Arid Extratropical Asia (AEA) is bisected at the wetter Tianshan Mountains (a northern offshoot of the Tibetan Plateau) into East and West Deserts, each with unique climatological characteristics. The East Deserts (~ 75 – 115°E, ~ 35 – 55°N) have a summer precipitation maximum, and the West Deserts (~ 45 – 75°E, ~ 35 – 55°N) have a winter-spring precipitation maximum.
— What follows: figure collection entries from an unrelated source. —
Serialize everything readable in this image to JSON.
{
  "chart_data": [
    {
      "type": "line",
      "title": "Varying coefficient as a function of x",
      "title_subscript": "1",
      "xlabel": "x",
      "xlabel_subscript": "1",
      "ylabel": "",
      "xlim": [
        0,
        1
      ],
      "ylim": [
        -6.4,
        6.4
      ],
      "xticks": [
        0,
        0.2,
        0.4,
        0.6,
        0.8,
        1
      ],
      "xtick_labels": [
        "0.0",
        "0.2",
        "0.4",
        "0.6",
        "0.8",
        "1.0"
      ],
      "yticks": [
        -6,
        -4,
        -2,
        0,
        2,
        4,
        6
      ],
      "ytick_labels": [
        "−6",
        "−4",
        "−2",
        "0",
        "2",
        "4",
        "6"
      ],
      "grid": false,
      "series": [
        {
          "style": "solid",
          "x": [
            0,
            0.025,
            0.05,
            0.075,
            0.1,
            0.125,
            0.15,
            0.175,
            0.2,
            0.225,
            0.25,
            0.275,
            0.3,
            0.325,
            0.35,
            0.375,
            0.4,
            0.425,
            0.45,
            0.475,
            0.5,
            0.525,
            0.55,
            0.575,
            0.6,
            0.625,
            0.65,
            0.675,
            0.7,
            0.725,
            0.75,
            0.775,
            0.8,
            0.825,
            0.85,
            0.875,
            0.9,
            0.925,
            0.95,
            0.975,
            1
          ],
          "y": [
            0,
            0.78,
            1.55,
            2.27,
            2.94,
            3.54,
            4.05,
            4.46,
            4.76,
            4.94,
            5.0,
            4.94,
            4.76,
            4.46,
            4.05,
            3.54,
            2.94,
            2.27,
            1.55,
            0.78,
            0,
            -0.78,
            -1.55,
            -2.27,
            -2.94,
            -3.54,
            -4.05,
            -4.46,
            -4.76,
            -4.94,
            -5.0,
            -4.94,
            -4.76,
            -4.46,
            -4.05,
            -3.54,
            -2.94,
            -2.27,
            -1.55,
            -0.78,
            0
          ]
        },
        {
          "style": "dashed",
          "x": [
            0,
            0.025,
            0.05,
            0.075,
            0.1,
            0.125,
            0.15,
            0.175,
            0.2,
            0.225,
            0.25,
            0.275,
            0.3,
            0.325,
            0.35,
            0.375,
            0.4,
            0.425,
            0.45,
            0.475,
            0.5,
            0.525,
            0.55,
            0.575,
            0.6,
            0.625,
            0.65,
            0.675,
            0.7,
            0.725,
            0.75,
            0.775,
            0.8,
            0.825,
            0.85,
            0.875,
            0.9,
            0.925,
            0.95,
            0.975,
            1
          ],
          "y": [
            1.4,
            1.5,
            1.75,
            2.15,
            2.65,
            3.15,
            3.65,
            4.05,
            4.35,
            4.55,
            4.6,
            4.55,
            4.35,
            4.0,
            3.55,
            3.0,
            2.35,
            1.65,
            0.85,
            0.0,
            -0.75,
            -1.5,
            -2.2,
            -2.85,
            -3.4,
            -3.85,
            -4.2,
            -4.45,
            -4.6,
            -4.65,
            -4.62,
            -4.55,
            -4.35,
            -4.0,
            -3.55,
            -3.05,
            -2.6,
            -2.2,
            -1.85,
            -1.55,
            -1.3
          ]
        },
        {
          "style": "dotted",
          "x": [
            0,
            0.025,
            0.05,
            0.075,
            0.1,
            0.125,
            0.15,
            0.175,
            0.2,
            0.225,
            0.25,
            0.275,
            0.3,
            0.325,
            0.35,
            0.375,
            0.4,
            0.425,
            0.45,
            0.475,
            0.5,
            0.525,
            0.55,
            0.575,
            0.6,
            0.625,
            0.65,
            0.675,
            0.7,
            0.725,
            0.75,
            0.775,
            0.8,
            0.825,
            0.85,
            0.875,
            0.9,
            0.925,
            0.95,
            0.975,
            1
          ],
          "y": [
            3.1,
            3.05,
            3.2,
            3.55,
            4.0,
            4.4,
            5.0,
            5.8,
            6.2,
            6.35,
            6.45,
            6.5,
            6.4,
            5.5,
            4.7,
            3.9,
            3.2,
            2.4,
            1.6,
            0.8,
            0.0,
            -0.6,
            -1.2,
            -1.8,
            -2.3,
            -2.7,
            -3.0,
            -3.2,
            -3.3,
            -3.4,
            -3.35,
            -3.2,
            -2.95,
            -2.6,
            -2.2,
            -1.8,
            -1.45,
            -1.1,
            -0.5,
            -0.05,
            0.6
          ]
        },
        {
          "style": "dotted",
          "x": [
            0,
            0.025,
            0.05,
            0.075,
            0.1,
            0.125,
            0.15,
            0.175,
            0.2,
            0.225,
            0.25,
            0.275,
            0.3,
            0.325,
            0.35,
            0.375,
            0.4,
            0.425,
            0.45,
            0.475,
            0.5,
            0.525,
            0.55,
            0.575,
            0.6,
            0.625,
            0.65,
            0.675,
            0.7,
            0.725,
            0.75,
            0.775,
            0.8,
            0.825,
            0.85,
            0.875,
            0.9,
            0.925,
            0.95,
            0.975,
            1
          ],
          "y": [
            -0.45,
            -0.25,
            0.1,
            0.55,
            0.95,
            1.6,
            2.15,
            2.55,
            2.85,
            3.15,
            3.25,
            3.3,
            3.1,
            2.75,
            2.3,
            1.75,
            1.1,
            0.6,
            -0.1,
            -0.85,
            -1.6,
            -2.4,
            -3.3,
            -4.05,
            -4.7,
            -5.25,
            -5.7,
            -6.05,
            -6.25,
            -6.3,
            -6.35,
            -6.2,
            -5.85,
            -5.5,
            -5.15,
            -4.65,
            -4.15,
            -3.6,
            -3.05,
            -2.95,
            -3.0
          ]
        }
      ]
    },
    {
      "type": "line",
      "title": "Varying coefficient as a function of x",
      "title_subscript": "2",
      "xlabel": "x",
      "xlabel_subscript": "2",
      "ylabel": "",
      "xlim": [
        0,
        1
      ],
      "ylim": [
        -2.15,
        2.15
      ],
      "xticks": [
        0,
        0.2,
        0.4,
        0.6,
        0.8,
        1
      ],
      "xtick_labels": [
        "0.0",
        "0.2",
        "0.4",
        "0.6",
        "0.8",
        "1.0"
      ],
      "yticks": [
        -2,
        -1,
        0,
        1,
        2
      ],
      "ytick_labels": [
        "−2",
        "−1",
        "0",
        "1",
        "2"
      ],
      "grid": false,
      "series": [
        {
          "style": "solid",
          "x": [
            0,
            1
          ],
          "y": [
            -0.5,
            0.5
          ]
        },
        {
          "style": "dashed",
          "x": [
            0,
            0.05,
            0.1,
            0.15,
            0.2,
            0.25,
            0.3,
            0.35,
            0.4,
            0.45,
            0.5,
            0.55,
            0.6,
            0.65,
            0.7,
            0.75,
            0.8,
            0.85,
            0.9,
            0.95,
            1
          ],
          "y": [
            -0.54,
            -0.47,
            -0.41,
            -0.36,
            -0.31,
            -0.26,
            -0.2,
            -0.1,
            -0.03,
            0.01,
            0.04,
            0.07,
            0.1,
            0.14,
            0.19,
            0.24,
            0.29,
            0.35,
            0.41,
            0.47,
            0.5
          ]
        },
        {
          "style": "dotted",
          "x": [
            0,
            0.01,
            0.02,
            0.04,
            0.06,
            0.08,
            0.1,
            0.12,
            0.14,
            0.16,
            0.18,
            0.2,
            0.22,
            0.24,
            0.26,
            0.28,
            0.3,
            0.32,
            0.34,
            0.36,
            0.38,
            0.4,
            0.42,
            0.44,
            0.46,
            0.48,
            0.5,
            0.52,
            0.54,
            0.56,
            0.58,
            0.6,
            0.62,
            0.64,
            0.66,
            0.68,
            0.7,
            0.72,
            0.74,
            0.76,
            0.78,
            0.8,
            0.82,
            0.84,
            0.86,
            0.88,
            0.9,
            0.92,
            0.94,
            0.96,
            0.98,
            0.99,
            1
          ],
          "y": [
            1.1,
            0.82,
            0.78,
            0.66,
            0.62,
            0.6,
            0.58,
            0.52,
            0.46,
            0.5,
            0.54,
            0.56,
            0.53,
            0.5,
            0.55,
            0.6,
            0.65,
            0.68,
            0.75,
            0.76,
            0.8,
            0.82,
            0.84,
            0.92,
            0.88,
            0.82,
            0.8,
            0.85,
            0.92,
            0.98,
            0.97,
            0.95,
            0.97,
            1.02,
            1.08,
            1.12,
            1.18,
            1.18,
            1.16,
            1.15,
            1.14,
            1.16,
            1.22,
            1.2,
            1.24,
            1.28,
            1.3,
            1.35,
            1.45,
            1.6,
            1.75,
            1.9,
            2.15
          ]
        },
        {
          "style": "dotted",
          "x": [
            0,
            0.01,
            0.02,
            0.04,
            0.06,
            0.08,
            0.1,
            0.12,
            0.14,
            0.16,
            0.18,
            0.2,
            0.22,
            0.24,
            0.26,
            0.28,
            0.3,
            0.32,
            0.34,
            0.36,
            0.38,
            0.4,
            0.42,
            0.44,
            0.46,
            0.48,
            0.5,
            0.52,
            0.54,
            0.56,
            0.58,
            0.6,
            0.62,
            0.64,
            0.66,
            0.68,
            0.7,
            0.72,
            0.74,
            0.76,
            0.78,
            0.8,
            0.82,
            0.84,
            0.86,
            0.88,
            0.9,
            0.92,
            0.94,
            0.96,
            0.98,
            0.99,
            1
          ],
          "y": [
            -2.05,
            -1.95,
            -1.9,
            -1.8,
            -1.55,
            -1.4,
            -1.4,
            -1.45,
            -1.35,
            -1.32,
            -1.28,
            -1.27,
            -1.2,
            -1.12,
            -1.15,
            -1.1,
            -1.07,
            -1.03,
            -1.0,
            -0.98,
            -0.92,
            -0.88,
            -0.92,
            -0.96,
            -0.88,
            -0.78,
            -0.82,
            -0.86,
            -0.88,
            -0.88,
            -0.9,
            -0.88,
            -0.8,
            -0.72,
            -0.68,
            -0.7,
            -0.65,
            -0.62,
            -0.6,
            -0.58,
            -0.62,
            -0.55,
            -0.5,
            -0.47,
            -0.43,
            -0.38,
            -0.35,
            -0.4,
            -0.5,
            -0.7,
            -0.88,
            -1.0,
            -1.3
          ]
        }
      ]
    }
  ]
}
A new high-resolution (50 km atmosphere/land) global coupled climate model is run with the Tianshan Mountains removed to determine whether these mountains are responsible for the climatological East-West differentiation of AEA. Multi-centennial simulations for the Control and NoTianshan runs highlight statistically significant effects of the Tianshan. Overall, the Tianshan are found to enhance the precipitation seasonality gradient across AEA, mostly through altering the East Deserts. The Tianshan dramatically change the precipitation seasonality of the Taklimakan Desert directly to its east (the driest part of AEA), by blocking West winter precipitation, enhancing subsidence over this region, and increasing East summer precipitation. The Tianshan increase East summer precipitation through two mechanisms: 1) orographic precipitation which is greatest on the eastern edge of the Tianshan in summer, and 2) remote enhancement of the East Asian Summer Monsoon through alteration of the larger-scale seasonal mean atmospheric circulation. The decrease in East winter precipitation also generates remote warming of the Altai and Kunlun Mountains, northeast and southeast of the Tianshan respectively, due to reduction of snow cover and corresponding albedo decrease.